Magnesium depletion is a common electrolyte disorder in hospitalised patients causing hypokalemia by increasing potassium loss (9). Neverthless, we did not investigate this electrolyte disorder in our study, since we did not routinely follow up magnesium levels in all patients. This would not give an appropriate
correlation between hypokalemia and
magnesium level because we lack the serum magnesium level of many patients.
No correlation has been found between hypokalemia and increasing age. This is interesting, because elderly people have usually comorbid diseases and they are under insulin, B adrenergic or diuretic therapy (10). Furthermore, they have poor oral intake and they are more prone to hypothermia (10). These factors might
predispose elderly people to develop
hypokalemia but we could not find any correlation in our study.
Hypokalemia in ICU
Among the types of surgery investigated, the incidence of hypokalemia in radical cyctectomy was found to be 59%. This is not surprising since we usually overhydrate patients together with the administration of diuretics in order to supply high urine output through newly oriented ureters. Vascular craniotomies were also highly correlated with hypokalemia (51%).

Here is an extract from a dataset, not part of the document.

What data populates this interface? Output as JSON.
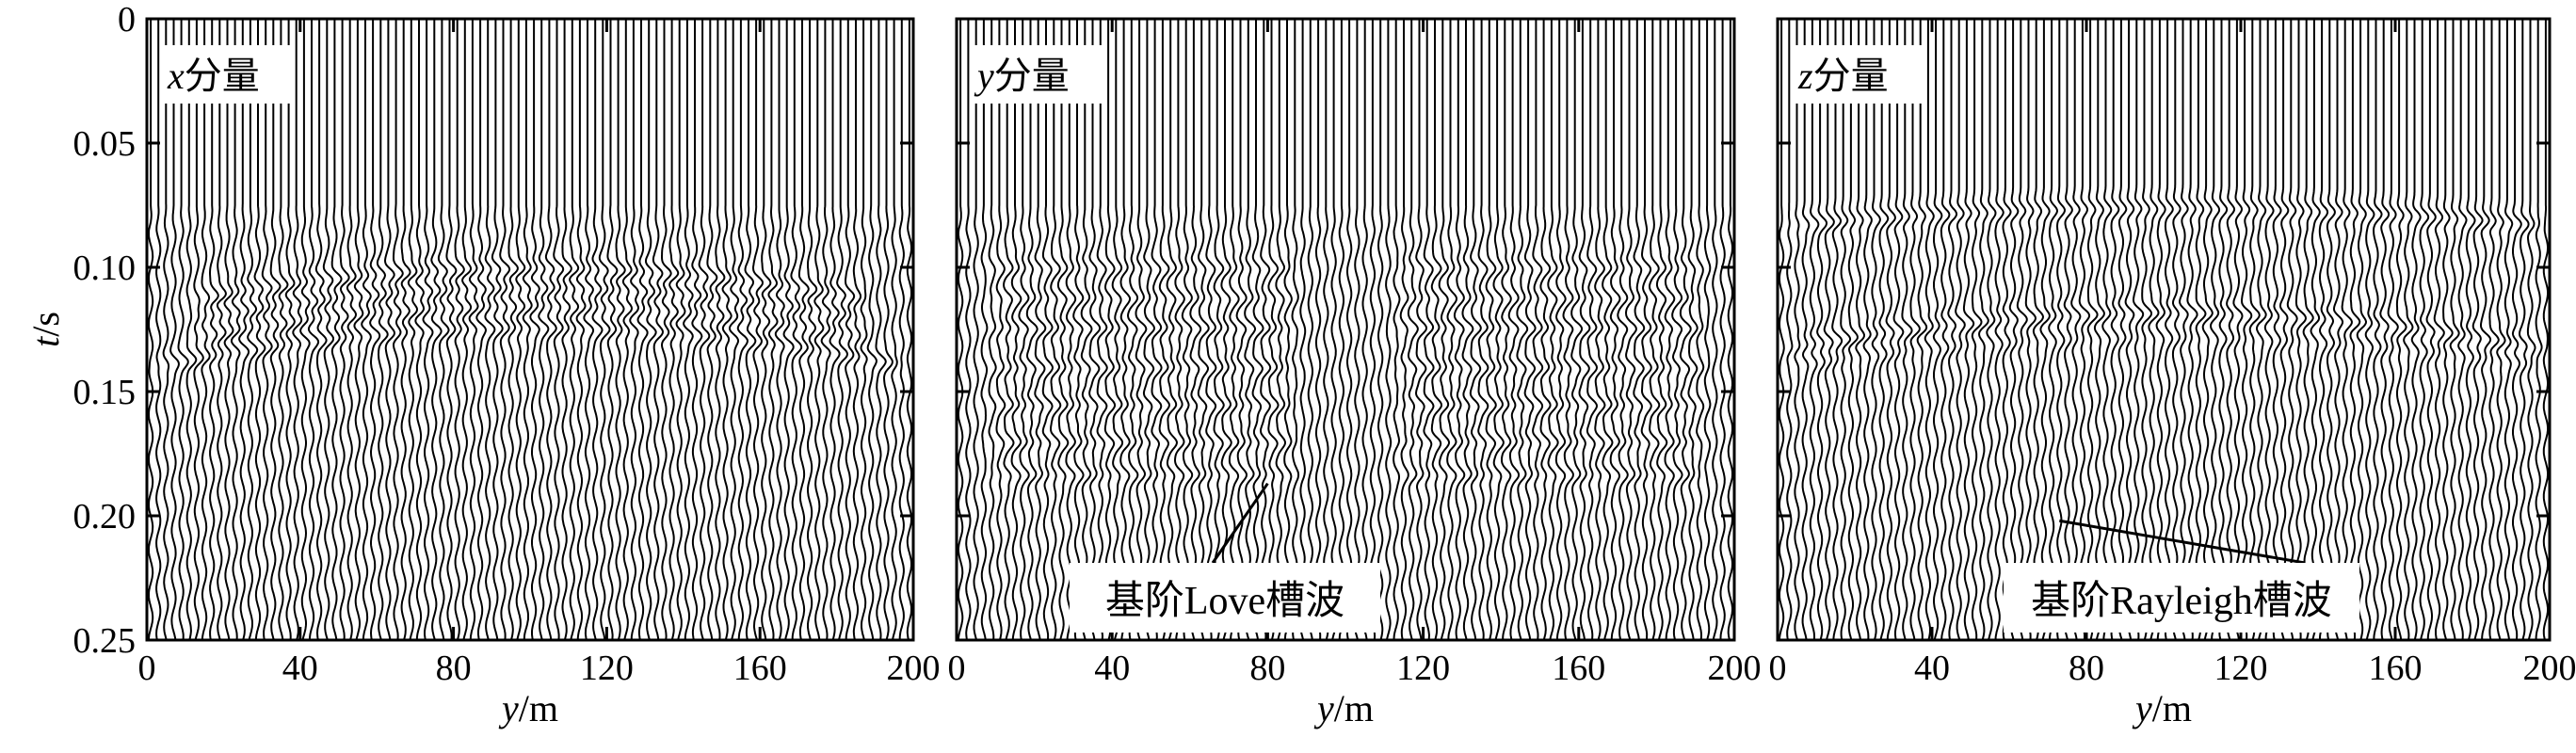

This may not be due to polyuria caused by cerebral salt wasting
syndrome encountered in patients with
intracranial aneurysms or arteriovenous
malformations, because hypokalemia is typically absent in this syndrome (11). Diabetes insipitus on the other hand, may increase urinary potassium excretion (12) and cause hypokalemia after vascular craniotomies. Furthermore, the reason for high hypokalemia incidence in patients undergoing craniotomies, may be explained by
the pharmaceutic administration of
hydrocortisone, since these patients are always
under steroid therapy. Hydrocortisone,
prednisolone or méthylprednisolone
administration often lead to decreased potassium levels (2). Also, the frequent administration of mannitol, which will produce a significant diuresis and kaliuresis can lead to hypokalemia. Interestingly, in the study of Fukui et al (13) the female gender has been found as a risk factor for hypokalemia after subarachnoid hemorrhages. In fact, we did not investigate the gender differences concerning hypokalemia. It is obvious that further studies are needed for the possible involvement of female gender in a high hypokalemia risk group. Radical prostatectomies had again a high incidence of developing hypokalemia. There is always blood loss in these patients and the number of blood transfusions are high. So hypokalemia may be the result of these transfusions.
In conclusion, the causes and incidence of hypokalemia must be established and the follow up serum potassium levels should be done frequently in critically ill patients in a high hypokalemia risk group in the first four days of ICU stay. This will decrease the morbidity and mortality with early replacement therapy. Hypothermia, polyuria, vomiting, diarrhea, metabolic alkalosis, dialysis treatment, the use of insulin, diuretics or beta-adrenergic agents, blood transfusions, enteral or parenteral nutrition are considered as risk factors. Again, patients
who have had craniotomies, radical cystectomies and radical prostatectomies are under the risk of developing hypokalemia.